In this current climate of almost invisible interest rates, do investing customers have low expectations in order to not be disappointed?  The average investor cannot earn significant returns on cash products and will need to consider riskier stocks and shares over a medium to long term to obtain any worthwhile return.  But for an average investor, who may have little or no understanding of what investing in shares involves, particularly the risks, what are their expectations?  "Miss Beacham, invest your hard-earned savings into a Property Relocation East African Syrian UCITS ISA Fund, whose high volatility demonstrates high capital growth prospects."  Once her money is invested, Miss Beacham's hard-earned savings will probably begin to quickly shrink into a vacuum;  will the investment have performed as she had expected?  Did she know what to expect? 

As the ability of average investors to get any affordable advice has disappeared, especially where they have just £500 or £5,000 to invest, they may just prefer to keep their savings in the security of their bank account to earn insulting interest (if any at all), but at least their expectations have been met.    Is this fair?

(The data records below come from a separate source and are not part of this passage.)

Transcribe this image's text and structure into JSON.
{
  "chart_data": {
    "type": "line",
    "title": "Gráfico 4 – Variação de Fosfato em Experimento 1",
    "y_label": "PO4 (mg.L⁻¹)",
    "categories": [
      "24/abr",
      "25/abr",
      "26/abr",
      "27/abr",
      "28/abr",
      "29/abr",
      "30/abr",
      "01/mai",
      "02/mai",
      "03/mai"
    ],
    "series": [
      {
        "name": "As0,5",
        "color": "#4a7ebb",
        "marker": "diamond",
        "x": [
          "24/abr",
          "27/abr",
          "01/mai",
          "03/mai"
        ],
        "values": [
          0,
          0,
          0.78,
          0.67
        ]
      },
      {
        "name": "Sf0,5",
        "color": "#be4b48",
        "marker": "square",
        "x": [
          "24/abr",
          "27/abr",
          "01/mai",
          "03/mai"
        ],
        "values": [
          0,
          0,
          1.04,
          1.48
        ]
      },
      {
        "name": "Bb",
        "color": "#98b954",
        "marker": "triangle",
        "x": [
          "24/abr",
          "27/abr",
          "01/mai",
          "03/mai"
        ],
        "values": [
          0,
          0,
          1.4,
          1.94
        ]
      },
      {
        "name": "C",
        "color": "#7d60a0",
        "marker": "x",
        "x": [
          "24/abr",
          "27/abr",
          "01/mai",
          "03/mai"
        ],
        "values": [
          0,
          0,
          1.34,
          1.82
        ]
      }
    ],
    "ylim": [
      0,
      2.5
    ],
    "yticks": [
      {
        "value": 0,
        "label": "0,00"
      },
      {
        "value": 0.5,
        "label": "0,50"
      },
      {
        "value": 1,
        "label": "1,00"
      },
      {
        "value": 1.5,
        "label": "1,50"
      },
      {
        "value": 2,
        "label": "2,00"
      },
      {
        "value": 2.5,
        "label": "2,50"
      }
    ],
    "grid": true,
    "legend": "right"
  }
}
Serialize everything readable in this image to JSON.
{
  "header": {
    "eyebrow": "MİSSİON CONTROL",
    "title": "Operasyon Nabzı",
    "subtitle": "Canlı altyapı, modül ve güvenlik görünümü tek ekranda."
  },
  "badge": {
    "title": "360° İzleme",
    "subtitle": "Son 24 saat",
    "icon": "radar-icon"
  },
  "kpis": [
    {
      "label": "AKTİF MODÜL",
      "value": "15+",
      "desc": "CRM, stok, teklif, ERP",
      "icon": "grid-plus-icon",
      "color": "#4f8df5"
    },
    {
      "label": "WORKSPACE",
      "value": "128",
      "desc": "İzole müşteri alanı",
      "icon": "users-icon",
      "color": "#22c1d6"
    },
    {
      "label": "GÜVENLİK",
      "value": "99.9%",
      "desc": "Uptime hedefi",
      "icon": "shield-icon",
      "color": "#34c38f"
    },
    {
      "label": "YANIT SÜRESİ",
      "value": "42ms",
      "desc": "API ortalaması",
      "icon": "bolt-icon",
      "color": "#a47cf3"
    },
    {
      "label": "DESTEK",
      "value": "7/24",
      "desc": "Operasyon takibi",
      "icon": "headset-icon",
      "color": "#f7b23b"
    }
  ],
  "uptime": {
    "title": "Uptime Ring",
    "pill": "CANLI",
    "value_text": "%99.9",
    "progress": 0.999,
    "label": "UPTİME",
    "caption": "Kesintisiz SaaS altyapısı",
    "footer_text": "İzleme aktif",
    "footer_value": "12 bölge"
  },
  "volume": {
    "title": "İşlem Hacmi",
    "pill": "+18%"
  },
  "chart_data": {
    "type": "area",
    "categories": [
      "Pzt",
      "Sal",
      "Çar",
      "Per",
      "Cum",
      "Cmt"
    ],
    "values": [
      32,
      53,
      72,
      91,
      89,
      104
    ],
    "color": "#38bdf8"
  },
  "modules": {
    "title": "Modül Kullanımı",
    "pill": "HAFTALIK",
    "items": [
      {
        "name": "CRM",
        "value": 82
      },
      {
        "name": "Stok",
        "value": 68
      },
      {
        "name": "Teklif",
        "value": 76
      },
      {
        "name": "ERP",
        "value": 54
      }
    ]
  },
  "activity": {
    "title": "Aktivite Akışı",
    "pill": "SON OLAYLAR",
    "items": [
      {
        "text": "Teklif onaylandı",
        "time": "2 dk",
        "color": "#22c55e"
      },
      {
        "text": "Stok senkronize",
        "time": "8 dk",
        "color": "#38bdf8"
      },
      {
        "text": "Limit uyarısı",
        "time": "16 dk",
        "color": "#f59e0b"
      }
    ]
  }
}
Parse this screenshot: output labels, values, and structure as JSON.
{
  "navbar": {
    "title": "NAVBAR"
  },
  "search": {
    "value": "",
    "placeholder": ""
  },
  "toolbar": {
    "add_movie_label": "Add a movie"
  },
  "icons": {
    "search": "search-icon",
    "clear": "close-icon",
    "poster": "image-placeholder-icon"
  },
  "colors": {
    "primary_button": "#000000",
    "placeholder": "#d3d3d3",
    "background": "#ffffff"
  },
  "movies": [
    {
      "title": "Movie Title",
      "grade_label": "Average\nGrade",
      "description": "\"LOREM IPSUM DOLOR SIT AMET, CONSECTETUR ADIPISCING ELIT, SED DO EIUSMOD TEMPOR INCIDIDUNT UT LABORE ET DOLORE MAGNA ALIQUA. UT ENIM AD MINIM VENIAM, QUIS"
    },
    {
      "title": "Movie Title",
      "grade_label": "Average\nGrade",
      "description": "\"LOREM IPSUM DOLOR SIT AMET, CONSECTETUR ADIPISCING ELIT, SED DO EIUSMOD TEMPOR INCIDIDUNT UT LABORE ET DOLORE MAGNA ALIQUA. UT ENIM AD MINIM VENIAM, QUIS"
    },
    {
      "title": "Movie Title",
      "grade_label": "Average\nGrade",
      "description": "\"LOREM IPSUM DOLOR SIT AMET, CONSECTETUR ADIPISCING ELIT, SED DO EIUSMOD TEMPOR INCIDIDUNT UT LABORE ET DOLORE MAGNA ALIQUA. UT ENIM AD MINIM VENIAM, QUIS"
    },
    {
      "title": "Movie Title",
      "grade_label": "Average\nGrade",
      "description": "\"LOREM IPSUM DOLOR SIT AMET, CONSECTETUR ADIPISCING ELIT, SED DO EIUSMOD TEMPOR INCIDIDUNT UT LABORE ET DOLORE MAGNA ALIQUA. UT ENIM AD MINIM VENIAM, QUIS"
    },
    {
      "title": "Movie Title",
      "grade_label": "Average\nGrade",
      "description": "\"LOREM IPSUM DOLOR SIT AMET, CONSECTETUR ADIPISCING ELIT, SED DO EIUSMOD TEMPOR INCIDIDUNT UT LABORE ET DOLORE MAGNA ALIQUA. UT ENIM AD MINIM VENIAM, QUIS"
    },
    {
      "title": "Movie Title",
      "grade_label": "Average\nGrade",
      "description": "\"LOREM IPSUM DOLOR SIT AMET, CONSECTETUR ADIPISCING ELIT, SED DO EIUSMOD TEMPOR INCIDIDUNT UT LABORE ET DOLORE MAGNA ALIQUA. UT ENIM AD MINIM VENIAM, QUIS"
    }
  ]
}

Outcome 6 – Consumers do not face unreasonable post sale barriers imposed by firms to change product, switch provider, submit a claim or make a complaint.

Whilst the switching of bank accounts and energy suppliers has finally become more achievable, some providers still miss the TCF element and make it difficult for customers to leave or switch without incurring costs. Some mobile phone providers will bend over backwards to keep your account active and offer special rates to stay; why are these not automatically available on renewal?  Some providers will include in their small print the penalties of switching/transferring away from the service by imposing cancellation fees that can often outweigh the original investment.  “I’m afraid Mrs Simpkins, you cannot switch your investment within the Domino Ultra Flexible Saver until you have completed the minimum five year investment period. This was detailed in our terms.  If you do switch, there is an early redemption fee of 10%.”  Fair?

Treating customers fairly can be subject to interpretation, but more and more companies have embraced the philosophy within their culture for the benefit of the customer.  There is still a long way to go for many providers across a number of industries, not just financial services, and the growing awareness and accessibility of information by consumers will make it harder for companies to not treat customers fairly; it should be one of the primary drivers of all business.  It can foster reputational benefits and strengthen competitiveness.  Treating customers fairly is an attitude and a way of thinking that needs to be embedded within the corporate culture of firms, led from senior management.    It should be second nature.  After all, what do you expect when you go shopping?

Please note that the comments and opinions in this article are of the author alone and do not reflect those of Church House Investments or Industry Events Online.